How do loan mods benefit lenders and borrowers?
Wednesday, February 27, 2013 -
Article by:
Matthew DeWeese - Pacific One Lending and Real Estate -
How do loan modifications benefit lenders and borrowers?
A loan modification is usually a win-win situation: the lenders get their money in a reworked fashion and borrowers get a new chance to support their mortgage payments at a reduced cost.
But, under the HAMP plan, there are incentives for both lender and borrower. According to the Treasury:
- Pay for Success Incentives to Servicers: Servicers will receive an up-front fee of $1,000 for each eligible modification meeting guidelines established under this initiative. They will also receive pay for success fees awarded monthly as long as the borrower stays current on the loan of up to $1,000 for each year for three years.

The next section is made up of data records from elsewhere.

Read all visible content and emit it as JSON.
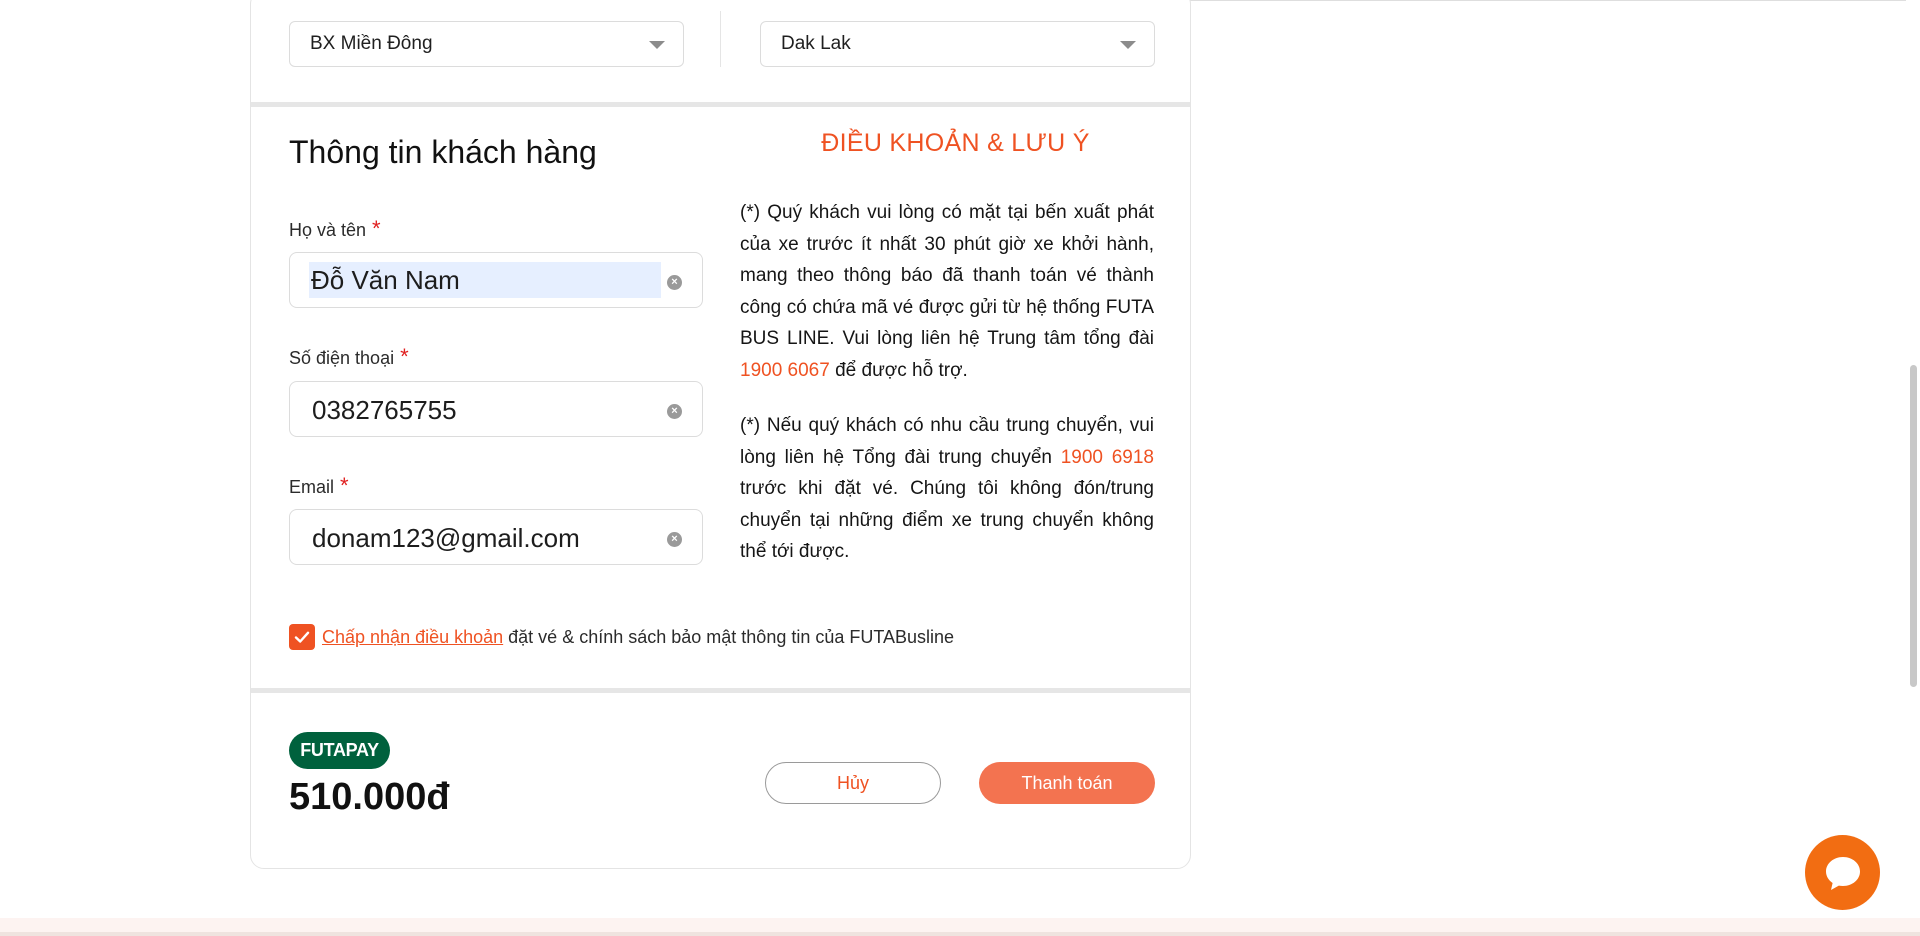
{
  "route": {
    "departure": "BX Miền Đông",
    "destination": "Dak Lak"
  },
  "customer": {
    "section_title": "Thông tin khách hàng",
    "fields": [
      {
        "label": "Họ và tên",
        "required_mark": "*",
        "value": "Đỗ Văn Nam"
      },
      {
        "label": "Số điện thoại",
        "required_mark": "*",
        "value": "0382765755"
      },
      {
        "label": "Email",
        "required_mark": "*",
        "value": "donam123@gmail.com"
      }
    ]
  },
  "terms": {
    "title": "ĐIỀU KHOẢN & LƯU Ý",
    "note1_before": "(*) Quý khách vui lòng có mặt tại bến xuất phát của xe trước ít nhất 30 phút giờ xe khởi hành, mang theo thông báo đã thanh toán vé thành công có chứa mã vé được gửi từ hệ thống FUTA BUS LINE. Vui lòng liên hệ Trung tâm tổng đài ",
    "note1_phone": "1900 6067",
    "note1_after": " để được hỗ trợ.",
    "note2_before": "(*) Nếu quý khách có nhu cầu trung chuyển, vui lòng liên hệ Tổng đài trung chuyển ",
    "note2_phone": "1900 6918",
    "note2_after": " trước khi đặt vé. Chúng tôi không đón/trung chuyển tại những điểm xe trung chuyển không thể tới được."
  },
  "agreement": {
    "checked": true,
    "link_text": "Chấp nhận điều khoản",
    "rest_text": "đặt vé & chính sách bảo mật thông tin của FUTABusline"
  },
  "payment": {
    "badge": "FUTAPAY",
    "total": "510.000đ",
    "cancel_label": "Hủy",
    "pay_label": "Thanh toán"
  },
  "colors": {
    "accent": "#ef5222",
    "futapay_green": "#00613d",
    "pay_button": "#f37350",
    "chat_button": "#f26d12"
  },
  "icons": {
    "select_caret": "chevron-down-icon",
    "clear": "clear-icon",
    "checkbox": "check-icon",
    "chat": "chat-bubble-icon"
  }
}
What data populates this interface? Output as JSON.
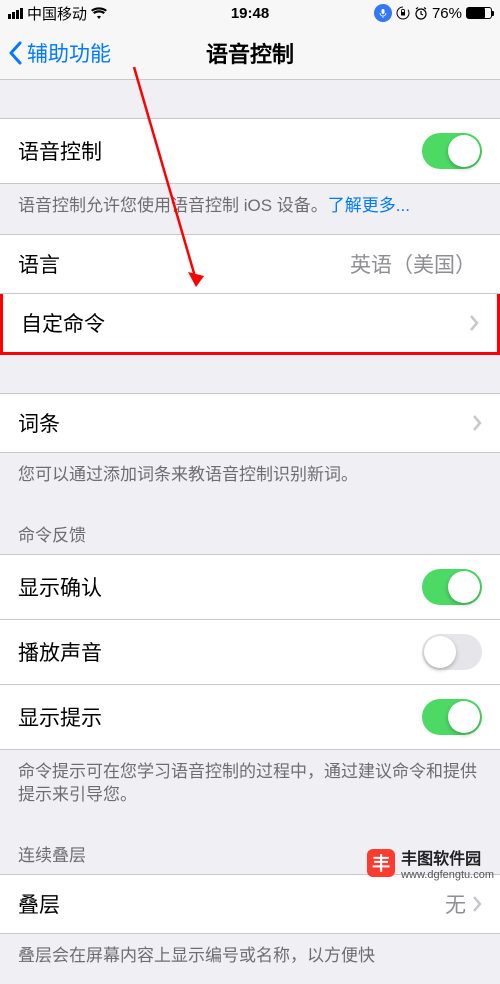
{
  "statusbar": {
    "carrier": "中国移动",
    "time": "19:48",
    "battery_pct": "76%"
  },
  "nav": {
    "back_label": "辅助功能",
    "title": "语音控制"
  },
  "section_voice": {
    "toggle_label": "语音控制",
    "toggle_on": true,
    "footer_text": "语音控制允许您使用语音控制 iOS 设备。",
    "learn_more": "了解更多..."
  },
  "section_lang": {
    "language_label": "语言",
    "language_value": "英语（美国）",
    "custom_label": "自定命令"
  },
  "section_vocab": {
    "vocab_label": "词条",
    "vocab_footer": "您可以通过添加词条来教语音控制识别新词。"
  },
  "section_feedback": {
    "header": "命令反馈",
    "confirm_label": "显示确认",
    "confirm_on": true,
    "sound_label": "播放声音",
    "sound_on": false,
    "hints_label": "显示提示",
    "hints_on": true,
    "footer": "命令提示可在您学习语音控制的过程中，通过建议命令和提供提示来引导您。"
  },
  "section_overlay": {
    "header": "连续叠层",
    "overlay_label": "叠层",
    "overlay_value": "无",
    "footer_partial": "叠层会在屏幕内容上显示编号或名称，以方便快"
  },
  "watermark": {
    "badge": "丰",
    "name": "丰图软件园",
    "url": "www.dgfengtu.com"
  }
}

- Incentives to help borrowers stay current: To provide an extra incentive for borrowers to keep paying on time, the initiative will provide a monthly balance reduction payment that goes straight towards reducing the principal balance of the mortgage loan. As long as a borrower stays current on his or her loan, he or she can get up to $1,000 each year for five years.
- Reaching Borrowers Early: To keep lenders focused on reaching borrowers who are trying their best to stay current on their mortgages, an incentive payment of $500 will be paid to servicers, and an incentive payment of $1,500 will be paid to mortgage holders, if they modify at-risk loans before the borrower falls behind.
- Home Price Decline Reserve Payments: To encourage lenders to modify more mortgages and enable families to keep their homes, the administration -- together with the FDIC -- has developed an innovative partial guarantee initiative. The insurance fund to be created by the Treasury Department at a size of up to $10 billion will be designed to discourage lenders from opting to foreclose on mortgages that could be viable now out of fear that home prices will fall even further later on. Hodlers of mortgages modified under the program would be provided with an additional insurance payment on each modified loan, linked to declines in the home price index.
Also, banks would rather have you stay in your home than risk foreclosure since they stand to lose more money through foreclosure. Think about it: a bank would need to make any repairs to the home, pay real estate agents to list it, and then perhaps list it at a discounted price. And, if the real estate market is slow, the price could be further reduced.